Small businesses in Britain are thought to be owed more than £55bn in late invoices, and while the Government is looking into ways to address this, the problem is unlikely to be dealt with any time soon. This week Diageo was in the spotlight after changing its payment terms from 60 to 90 days. While there's no suggestion that the drinks giant is paying its suppliers late, it's just the latest in a line of stories highlighting the controversial nature of this issue.
So how can you make sure you get your due without damaging your relationship with a client? MT spoke with Philip King, a former credit manager for Vodafone and the chief executive of the Chartered Institute of Credit Management, and John Kilbey, a senior adviser at the Forum of Private Business, to get their advice on how to hurry customers along.
Do your homework
Much of the work you can do to ensure you get paid needs to be done in advance – not useful information if you're currently chasing payment, but something to remember for next time. First of all you need to know if you should be doing business with your customer at all.
King says that credit checks are vital to ensue you don't end up in a stitch. 'If you don’t know who you're dealing with and whether they are able to pay you then you are heading for a potential downfall,' he says. 'Credit checks allow you to at least get a flavour of how a business is, and most credit referencing agencies now have payment experience data that they share.'
Be sure to clarify exactly what your payment terms are in advance – a nod and a wink aren't enough and there's not a lot of recourse if nothing has been agreed and things go wrong.
Kilbey says, 'It’s dangerous to assume that a customer will pay on time within your standard period and you should make it clear from the start when you want to get paid, by establishing clear payment terms from the start and getting your customers to agree to these and penalties, in writing.'
Get your invoices right
Don't give a big client any excuse for not paying when they should. Double check if there are any particular things you need to include on the invoice, such as an order number, and find out where you need to send it – even if you're dealing with someone at an office local to you, the company's administrative staff could be somewhere else entirely. It should go without saying that you should send the invoice off as quickly as you can.
Asking for it
If your money hasn't arrived then it's no good sitting around waiting and seeing if it might show up by itself.

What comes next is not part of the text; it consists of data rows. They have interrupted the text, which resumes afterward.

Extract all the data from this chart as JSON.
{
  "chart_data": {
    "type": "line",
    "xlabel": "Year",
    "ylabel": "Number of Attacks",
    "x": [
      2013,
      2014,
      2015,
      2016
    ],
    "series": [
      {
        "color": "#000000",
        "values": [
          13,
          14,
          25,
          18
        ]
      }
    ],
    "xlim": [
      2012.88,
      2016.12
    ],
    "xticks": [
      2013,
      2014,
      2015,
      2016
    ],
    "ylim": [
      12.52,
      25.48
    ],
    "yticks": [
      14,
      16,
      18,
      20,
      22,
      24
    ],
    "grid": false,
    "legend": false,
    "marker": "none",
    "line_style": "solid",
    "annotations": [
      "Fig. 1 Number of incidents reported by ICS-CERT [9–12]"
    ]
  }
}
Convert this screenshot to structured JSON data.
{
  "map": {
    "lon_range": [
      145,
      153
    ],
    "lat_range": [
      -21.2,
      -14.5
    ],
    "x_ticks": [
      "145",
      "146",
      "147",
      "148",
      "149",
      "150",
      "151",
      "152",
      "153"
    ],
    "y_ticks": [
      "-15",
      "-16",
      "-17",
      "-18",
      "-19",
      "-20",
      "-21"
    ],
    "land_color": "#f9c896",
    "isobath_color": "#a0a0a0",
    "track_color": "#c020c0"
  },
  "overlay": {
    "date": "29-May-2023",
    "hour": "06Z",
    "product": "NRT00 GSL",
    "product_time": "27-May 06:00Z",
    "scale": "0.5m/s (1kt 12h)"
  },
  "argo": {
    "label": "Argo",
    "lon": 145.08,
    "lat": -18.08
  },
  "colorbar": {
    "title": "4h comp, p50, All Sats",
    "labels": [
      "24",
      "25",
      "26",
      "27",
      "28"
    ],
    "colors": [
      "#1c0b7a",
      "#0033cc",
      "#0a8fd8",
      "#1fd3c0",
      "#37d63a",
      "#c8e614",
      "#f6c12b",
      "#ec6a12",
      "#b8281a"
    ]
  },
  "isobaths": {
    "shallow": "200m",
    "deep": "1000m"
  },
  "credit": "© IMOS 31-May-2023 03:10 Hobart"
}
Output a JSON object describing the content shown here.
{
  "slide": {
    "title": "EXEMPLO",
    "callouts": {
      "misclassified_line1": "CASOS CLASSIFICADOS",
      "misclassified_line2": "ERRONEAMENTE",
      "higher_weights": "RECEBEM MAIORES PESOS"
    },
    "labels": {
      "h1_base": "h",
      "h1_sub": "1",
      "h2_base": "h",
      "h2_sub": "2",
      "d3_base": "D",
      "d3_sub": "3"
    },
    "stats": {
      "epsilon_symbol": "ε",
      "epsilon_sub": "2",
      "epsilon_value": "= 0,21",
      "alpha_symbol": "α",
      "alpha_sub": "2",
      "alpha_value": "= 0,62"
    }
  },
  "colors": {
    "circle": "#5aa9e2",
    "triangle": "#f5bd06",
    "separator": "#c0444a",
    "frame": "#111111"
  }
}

'I talk to far too many small businesses who say "well I thought it would arrive, I was hoping it would arrive, and I didn’t really want to ring up and ask",' King says. 'Generally money doesn’t arrive without some sort of activity – either getting the process right all the way through so it happens as a matter of course, or not being embarrassed about asking for it.'
'My line is always this: "If you ordered something then you wouldn't not ring up when the goods didn’t arrive, so why would you not ring up when the payment doesn’t arrive?" – it’s the other side of the equation.'
It's easy to get shirty when people are withholding what's yours, but King says it's important to remain professional. He adds that a good way to hurry things along can be to get in touch with your original contact within the organisation rather than just dealing with the accounts receivable department – if you've got a strong relationship with a buyer then they can be a useful internal advocate for you.
If a client does overshoot the agreed payment deadline then you're well within your rights to charge late fees. Some people think this is only an option when things have really broken down as they don't want to prevent themselves from getting future business. Kilbey says that as the law stands at the moment, 'small firms remain in a weak position when it comes to charging interest.' King says that's not always the case though.
'I know a couple of small businesses who just raise a late payment invoice as soon as the payment hasn’t been received and just send it, and that has the effect of galvanising people to think about it and take it seriously,' he says. 'If you tell them in advance that you're going to do that then its not a surprise to them and it helps to get your invoice to the top of the tree.'
Legal action: the last resort
Delayed payments can play havoc with your cash flow, but don't pick up the phone to your lawyer too early as it's unlikely you will be able to deal with the client again. 'Legal recourse is really a final option, when the relationship with the company has completely broken down and you are not looking to continue doing business in the future,' says Kilbey.
If all else fails and you don't want to pay the legal costs of pursuing a claim then you can always try embarassing your customer into paying. Visiting their offices and telling the receptionist you are waiting there for your cash might just get you kicked out but might just do the trick. Don't expect to do business with them again though.